Climate change means we need new approach to tree planting or we’ll keep losing them in storms, says chair of Forestry Commission

Britain needs to think again about its plans for tree planting, according to Forestry Commission data. Stuart Martel reports.

A fresh approach to tree planting is needed to safeguard our woodlands against climate change, says Sir William Worsley, chair of the Forestry Commission, as new figures reveal the full extent of the damage caused by storms across Britain last winter.

Sir William suggests that woodland owners should be encouraged to plant and manage more diverse and resilient forests of varying ages and species of trees to mitigate stronger gales, drought, pests and diseases, as well as more frequent severe weather events.

Forest Research-led mapping has revealed that almost 31,506 acres of trees were lost in storms last winter in Britain, with some 22,980 acres of damage in Scotland and 8,278 acres across England. The main culprit was Storm Arwen, an extra-tropical cyclone that blew across Britain overnight on November 26–27, 2021, accounting for 30,055 acres of tree loss.

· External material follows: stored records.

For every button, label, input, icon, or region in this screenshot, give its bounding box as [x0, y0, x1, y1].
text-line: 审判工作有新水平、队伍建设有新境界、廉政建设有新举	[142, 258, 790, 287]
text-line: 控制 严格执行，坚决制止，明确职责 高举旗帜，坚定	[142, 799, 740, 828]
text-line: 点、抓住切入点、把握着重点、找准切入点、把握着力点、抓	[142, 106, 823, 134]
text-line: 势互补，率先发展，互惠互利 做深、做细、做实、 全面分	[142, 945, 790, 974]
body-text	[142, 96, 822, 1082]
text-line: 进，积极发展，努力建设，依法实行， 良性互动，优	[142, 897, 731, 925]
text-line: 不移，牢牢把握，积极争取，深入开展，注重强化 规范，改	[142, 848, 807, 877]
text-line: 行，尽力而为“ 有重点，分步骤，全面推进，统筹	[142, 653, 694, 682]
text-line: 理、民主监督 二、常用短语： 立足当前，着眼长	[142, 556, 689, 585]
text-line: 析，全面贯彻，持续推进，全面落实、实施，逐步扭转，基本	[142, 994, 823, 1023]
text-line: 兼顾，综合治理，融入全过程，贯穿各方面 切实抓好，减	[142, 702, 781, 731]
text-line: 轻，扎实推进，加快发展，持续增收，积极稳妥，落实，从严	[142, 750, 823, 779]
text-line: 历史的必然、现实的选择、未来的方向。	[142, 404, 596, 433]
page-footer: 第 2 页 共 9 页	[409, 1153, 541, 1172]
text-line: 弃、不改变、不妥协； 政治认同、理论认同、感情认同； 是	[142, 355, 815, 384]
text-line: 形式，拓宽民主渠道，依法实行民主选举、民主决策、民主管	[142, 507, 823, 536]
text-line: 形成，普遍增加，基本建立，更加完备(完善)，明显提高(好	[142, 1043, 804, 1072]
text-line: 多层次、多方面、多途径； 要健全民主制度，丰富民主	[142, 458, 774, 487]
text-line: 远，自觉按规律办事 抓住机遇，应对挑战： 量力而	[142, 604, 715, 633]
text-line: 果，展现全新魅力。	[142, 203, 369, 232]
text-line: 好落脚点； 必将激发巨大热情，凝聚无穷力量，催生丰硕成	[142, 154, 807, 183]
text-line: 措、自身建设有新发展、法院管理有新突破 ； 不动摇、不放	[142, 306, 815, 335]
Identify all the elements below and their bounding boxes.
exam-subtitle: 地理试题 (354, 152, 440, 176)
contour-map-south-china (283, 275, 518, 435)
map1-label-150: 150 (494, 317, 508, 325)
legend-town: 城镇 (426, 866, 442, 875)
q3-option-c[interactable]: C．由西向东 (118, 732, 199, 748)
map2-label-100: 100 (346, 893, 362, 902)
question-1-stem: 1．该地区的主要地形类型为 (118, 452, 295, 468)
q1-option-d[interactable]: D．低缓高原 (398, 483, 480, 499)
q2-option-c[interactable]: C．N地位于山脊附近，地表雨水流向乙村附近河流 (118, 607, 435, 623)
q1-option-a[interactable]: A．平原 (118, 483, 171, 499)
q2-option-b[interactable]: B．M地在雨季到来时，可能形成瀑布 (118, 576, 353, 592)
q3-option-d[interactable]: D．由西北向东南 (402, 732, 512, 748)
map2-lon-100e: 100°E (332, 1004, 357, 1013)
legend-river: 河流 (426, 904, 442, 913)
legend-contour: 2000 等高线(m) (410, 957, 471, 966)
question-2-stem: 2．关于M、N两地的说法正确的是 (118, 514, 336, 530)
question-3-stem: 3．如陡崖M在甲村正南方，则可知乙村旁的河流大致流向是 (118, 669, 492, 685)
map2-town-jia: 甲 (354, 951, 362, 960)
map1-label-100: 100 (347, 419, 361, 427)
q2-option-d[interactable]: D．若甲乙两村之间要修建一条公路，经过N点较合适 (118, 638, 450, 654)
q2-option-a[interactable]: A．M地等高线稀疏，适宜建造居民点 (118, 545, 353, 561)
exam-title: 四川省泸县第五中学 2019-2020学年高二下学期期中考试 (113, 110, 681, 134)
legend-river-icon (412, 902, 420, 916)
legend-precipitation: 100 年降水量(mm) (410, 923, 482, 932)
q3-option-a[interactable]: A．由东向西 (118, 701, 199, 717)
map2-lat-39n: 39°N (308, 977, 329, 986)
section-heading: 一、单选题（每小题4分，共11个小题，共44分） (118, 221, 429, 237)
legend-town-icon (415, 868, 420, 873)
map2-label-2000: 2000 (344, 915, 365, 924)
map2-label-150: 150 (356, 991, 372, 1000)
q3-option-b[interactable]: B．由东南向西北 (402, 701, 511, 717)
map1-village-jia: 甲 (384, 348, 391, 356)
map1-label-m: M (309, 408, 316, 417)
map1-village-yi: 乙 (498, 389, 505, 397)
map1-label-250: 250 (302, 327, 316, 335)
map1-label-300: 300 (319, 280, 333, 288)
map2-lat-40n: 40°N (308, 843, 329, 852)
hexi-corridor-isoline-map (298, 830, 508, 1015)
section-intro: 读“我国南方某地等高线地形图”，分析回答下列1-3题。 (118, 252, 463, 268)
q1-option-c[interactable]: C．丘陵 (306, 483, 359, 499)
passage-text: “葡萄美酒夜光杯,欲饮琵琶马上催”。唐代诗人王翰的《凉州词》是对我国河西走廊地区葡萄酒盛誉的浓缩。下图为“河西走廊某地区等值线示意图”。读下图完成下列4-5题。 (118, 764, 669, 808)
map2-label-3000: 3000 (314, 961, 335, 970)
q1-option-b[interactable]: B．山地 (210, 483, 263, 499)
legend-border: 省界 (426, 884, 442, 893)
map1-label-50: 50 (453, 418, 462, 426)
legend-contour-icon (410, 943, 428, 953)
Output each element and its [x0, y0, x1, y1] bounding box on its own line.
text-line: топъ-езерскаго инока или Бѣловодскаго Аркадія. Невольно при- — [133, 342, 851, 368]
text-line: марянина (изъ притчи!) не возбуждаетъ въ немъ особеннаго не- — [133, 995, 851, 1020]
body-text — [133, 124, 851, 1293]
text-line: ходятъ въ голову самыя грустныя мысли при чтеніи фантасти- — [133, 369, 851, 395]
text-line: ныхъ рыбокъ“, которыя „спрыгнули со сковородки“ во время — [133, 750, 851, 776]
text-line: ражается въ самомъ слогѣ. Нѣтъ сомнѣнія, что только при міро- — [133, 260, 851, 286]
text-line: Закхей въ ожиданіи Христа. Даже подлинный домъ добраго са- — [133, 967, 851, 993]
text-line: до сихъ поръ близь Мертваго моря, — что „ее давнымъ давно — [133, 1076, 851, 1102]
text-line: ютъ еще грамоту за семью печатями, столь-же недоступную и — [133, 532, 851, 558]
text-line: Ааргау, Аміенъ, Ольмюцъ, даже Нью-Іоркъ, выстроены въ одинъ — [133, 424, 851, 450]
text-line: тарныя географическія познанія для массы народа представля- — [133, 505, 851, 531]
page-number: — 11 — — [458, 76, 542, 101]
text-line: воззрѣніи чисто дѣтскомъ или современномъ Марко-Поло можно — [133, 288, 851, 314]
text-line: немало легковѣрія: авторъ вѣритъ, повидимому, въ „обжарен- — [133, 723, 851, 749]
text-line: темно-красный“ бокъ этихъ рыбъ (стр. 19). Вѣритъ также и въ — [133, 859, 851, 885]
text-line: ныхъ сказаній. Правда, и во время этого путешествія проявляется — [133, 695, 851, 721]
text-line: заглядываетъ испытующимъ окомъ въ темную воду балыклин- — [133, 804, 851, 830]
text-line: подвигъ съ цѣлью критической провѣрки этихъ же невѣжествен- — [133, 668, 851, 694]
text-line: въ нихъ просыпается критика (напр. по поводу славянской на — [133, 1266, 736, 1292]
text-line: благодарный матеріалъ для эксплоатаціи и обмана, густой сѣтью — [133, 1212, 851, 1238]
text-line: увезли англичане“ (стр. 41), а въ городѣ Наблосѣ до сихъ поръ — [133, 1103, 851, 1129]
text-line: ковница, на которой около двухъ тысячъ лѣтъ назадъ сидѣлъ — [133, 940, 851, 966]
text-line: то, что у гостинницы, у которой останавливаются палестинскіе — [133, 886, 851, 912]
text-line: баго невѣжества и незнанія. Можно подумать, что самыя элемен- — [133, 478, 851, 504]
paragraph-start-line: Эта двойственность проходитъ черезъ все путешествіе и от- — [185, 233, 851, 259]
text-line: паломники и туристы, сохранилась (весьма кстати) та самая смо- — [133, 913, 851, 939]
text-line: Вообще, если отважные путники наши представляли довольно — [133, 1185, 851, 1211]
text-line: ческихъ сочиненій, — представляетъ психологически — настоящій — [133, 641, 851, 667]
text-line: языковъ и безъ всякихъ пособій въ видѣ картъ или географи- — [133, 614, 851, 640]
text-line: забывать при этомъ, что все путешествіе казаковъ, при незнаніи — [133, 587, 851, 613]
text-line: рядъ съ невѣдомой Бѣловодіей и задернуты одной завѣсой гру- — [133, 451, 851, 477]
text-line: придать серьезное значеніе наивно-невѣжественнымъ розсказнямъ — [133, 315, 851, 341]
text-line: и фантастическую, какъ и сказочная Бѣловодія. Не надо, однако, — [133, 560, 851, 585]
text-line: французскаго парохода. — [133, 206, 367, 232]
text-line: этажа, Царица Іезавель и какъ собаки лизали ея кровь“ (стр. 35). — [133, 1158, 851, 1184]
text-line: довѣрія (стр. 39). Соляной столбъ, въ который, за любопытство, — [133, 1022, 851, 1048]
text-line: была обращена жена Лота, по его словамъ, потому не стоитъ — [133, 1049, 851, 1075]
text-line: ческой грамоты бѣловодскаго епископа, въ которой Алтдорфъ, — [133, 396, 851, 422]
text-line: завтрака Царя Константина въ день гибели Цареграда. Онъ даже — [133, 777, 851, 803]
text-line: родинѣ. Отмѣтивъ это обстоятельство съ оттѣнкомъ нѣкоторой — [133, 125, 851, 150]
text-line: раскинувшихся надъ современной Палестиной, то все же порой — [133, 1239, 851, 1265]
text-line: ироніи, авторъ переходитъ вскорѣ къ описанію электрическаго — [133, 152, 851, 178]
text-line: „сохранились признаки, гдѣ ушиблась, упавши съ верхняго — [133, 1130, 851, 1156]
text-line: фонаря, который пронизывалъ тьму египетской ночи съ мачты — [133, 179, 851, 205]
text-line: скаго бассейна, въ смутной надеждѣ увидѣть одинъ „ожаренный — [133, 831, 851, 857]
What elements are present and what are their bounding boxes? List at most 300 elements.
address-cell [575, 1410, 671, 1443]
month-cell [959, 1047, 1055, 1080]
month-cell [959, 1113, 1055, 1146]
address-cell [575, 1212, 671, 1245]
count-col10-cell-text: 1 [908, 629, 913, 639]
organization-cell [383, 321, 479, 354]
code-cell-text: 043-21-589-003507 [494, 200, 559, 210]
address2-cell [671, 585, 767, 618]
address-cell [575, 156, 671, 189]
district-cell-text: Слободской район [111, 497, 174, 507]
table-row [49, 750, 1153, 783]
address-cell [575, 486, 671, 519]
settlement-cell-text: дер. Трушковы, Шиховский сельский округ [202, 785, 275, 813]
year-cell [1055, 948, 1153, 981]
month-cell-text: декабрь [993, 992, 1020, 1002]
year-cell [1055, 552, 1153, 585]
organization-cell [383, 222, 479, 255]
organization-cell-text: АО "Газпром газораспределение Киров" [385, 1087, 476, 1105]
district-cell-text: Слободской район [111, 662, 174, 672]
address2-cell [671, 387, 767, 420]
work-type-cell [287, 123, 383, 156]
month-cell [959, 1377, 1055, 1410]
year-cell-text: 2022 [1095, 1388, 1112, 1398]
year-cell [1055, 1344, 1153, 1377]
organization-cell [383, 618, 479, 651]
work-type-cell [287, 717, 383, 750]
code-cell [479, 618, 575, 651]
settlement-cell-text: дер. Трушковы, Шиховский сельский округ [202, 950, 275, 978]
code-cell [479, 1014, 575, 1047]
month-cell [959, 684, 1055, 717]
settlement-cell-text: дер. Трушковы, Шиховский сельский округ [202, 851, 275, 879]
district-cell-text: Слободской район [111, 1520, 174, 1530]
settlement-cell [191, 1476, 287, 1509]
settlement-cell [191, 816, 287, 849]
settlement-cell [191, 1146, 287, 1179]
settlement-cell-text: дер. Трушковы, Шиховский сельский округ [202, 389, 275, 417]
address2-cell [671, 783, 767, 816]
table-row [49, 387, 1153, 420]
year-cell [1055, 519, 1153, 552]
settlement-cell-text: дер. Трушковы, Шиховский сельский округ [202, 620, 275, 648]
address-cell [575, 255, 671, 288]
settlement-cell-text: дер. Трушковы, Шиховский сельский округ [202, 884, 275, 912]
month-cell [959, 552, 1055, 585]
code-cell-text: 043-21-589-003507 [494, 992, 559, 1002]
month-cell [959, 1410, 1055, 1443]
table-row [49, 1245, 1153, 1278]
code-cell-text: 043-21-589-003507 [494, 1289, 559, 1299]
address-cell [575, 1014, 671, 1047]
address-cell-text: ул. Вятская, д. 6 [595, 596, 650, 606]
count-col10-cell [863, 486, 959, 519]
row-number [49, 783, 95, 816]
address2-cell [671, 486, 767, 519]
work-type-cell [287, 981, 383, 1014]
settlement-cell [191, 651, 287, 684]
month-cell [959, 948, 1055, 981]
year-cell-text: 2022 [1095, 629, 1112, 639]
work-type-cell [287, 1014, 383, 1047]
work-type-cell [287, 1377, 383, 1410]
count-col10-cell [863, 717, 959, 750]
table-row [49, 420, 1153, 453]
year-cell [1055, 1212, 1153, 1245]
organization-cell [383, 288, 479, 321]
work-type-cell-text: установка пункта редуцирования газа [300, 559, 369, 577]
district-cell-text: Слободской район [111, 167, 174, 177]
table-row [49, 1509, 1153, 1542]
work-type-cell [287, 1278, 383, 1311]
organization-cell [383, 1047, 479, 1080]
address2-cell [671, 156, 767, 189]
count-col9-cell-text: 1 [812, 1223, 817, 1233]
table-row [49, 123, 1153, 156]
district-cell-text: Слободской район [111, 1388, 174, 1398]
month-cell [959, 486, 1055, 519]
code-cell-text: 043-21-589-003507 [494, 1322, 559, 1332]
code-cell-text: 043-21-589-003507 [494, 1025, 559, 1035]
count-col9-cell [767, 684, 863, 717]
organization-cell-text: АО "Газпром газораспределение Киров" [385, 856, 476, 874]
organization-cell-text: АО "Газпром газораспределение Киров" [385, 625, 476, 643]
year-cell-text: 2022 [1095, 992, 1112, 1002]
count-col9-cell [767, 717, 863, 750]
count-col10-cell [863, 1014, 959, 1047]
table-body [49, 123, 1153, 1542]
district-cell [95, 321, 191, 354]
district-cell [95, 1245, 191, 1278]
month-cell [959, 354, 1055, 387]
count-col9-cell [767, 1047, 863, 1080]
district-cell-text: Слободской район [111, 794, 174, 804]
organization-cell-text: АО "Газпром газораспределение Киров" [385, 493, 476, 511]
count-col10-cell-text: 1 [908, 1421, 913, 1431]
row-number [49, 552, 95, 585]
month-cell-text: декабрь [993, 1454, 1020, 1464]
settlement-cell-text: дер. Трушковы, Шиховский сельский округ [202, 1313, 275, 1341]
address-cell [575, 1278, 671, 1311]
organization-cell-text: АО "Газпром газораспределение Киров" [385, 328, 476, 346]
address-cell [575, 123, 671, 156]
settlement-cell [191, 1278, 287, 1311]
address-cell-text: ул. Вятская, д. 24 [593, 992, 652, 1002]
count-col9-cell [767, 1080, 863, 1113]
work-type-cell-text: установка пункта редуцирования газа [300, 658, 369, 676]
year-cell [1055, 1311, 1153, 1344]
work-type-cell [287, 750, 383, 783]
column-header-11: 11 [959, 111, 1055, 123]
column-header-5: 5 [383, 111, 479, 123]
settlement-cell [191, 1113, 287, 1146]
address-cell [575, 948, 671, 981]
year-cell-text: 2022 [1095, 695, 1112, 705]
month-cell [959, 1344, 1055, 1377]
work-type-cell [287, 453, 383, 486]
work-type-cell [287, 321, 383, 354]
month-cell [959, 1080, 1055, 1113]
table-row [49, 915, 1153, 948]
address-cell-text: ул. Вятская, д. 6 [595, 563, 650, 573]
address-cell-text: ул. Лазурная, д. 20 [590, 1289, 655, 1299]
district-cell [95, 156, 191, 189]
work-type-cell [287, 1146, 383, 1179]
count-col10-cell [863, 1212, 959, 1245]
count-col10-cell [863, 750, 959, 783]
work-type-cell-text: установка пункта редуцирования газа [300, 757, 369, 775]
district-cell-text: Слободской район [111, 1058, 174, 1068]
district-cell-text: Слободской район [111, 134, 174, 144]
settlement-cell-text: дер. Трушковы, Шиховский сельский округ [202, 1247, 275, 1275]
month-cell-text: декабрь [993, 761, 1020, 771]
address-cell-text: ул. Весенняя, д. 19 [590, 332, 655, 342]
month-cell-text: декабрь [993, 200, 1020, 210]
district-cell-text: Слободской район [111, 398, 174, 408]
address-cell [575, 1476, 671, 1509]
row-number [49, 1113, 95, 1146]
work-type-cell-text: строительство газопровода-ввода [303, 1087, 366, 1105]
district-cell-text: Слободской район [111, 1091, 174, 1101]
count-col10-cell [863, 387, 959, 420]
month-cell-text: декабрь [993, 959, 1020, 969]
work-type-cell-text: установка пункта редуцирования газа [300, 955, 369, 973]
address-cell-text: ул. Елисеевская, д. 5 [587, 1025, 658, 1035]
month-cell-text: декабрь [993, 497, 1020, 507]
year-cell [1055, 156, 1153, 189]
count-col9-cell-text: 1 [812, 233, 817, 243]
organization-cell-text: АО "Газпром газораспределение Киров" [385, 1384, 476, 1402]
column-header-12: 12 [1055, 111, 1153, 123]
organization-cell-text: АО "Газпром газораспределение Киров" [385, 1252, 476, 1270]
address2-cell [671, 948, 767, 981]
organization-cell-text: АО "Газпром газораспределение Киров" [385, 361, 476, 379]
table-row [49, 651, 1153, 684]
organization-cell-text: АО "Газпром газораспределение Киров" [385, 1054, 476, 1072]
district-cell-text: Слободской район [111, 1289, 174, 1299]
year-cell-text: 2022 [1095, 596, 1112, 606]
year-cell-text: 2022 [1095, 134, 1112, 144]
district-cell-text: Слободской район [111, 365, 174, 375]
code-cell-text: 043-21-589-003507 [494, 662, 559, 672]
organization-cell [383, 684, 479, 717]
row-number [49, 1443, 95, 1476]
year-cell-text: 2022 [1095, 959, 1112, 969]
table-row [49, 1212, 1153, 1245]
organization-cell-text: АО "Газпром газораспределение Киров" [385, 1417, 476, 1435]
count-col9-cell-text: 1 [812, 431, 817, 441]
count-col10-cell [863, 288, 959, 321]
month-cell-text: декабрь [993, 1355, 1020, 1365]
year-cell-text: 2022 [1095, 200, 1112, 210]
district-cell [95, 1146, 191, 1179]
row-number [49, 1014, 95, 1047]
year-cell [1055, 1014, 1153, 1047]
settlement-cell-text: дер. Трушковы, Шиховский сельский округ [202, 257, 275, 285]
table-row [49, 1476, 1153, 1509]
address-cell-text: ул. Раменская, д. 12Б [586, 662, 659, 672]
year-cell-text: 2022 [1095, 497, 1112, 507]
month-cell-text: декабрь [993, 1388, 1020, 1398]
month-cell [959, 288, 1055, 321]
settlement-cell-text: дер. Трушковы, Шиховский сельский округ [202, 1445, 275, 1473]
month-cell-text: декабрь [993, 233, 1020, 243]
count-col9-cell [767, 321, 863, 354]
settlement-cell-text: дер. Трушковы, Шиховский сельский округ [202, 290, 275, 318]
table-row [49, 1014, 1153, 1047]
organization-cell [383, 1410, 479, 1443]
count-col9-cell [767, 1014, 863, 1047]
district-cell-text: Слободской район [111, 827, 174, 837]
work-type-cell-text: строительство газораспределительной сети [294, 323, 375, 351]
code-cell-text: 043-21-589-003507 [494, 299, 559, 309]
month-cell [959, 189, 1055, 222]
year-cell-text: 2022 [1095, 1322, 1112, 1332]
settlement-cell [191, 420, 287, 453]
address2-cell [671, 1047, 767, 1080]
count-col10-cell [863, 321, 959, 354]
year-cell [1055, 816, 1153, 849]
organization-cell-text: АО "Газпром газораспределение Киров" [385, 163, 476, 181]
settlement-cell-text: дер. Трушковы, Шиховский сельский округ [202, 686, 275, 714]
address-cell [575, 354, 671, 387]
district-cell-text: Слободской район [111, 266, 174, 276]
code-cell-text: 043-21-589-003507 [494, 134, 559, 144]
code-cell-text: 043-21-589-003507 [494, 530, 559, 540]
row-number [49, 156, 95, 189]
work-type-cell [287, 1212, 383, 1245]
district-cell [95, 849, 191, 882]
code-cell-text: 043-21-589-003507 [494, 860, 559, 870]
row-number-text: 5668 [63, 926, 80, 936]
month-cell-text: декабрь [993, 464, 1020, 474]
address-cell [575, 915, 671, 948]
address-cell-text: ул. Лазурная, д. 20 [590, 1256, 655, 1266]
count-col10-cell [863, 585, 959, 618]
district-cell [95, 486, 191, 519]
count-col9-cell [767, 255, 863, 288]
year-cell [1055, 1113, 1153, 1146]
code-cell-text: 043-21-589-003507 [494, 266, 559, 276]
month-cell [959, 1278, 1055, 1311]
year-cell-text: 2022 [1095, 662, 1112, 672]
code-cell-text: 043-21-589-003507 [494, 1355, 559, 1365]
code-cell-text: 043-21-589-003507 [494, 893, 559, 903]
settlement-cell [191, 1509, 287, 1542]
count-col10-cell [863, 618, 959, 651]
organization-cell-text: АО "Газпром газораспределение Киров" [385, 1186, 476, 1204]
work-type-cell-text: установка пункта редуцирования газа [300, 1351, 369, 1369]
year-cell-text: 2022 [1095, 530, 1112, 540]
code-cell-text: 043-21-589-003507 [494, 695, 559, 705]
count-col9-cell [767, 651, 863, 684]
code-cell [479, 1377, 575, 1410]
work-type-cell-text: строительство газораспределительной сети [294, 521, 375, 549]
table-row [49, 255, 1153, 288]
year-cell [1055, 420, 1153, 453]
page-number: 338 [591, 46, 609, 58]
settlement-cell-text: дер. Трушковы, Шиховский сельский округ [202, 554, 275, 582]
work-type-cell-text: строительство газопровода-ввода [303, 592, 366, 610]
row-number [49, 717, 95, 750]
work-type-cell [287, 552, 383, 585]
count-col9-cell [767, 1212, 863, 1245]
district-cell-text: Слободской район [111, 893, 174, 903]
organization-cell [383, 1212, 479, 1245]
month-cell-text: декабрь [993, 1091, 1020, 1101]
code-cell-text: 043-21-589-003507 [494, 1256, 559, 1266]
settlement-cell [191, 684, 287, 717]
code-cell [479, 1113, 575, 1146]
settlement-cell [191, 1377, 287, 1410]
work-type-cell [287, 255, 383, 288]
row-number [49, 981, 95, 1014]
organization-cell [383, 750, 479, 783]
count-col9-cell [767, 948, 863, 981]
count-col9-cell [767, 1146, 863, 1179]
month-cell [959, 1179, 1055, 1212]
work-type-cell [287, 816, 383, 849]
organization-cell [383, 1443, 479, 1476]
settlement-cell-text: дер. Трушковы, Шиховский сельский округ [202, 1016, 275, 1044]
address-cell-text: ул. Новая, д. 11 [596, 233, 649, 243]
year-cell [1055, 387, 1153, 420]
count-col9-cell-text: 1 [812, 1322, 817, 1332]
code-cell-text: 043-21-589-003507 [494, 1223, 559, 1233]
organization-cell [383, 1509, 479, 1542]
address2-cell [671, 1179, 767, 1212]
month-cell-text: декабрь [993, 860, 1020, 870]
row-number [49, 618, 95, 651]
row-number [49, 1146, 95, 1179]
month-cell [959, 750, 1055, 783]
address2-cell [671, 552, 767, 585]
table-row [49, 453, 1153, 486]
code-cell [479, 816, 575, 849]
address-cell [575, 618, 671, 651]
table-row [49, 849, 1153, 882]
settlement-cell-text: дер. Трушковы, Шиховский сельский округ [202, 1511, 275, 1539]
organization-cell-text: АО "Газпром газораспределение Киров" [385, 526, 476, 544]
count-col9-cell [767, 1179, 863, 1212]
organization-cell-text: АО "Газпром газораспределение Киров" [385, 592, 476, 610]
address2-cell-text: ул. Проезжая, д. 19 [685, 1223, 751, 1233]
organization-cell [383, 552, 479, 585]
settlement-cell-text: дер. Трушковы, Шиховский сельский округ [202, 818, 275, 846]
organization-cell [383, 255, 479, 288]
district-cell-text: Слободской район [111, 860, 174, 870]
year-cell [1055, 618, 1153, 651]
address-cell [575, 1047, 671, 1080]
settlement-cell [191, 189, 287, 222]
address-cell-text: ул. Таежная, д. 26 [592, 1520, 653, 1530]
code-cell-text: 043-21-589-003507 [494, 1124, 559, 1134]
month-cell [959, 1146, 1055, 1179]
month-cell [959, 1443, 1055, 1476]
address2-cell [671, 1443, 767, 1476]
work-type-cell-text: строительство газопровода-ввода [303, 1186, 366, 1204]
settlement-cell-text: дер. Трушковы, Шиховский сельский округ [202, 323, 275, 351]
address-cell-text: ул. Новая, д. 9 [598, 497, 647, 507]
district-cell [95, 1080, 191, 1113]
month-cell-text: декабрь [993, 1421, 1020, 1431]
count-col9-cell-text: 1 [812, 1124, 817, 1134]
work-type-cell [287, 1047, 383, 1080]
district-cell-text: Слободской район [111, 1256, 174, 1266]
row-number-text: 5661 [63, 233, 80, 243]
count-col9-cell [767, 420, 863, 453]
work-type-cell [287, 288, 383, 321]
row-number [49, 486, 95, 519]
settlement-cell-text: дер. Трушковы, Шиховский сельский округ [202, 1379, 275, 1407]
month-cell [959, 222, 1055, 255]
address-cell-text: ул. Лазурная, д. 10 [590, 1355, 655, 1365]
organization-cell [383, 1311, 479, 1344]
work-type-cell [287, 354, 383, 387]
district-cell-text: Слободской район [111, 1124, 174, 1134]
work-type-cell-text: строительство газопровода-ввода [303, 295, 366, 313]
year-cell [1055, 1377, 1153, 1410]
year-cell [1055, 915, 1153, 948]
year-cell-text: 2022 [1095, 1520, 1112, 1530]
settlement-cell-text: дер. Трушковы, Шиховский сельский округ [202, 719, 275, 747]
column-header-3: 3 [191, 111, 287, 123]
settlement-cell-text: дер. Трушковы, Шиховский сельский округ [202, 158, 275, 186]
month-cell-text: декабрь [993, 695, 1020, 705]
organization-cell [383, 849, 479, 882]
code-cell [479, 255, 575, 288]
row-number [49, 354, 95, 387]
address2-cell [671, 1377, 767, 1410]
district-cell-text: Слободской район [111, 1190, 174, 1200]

Although it is estimated that more than 90% of trees felled as a result of storm damage will be replanted, Sir William is calling for a rethink on how that work is carried out to ensure the long-term prosperity of our woodlands.

Recommended videos for you

‘The figures highlight the challenges we are facing with a changing climate and more frequent and extreme storm events,’ he points out.

‘The woodlands of the future need to be planted and managed differently if they are to not only survive, but thrive. Now and in the long term, we need a wider range of tree species and age profiles across the country. This targeted approach will ensure the long-term resilience of our precious woodlands.

‘At a national scale, the level of loss is comparatively modest, but the loss of trees can also have a devastating impact on individual woodland owners and we continue to support the forestry sector and partners with their recovery from winter storms.’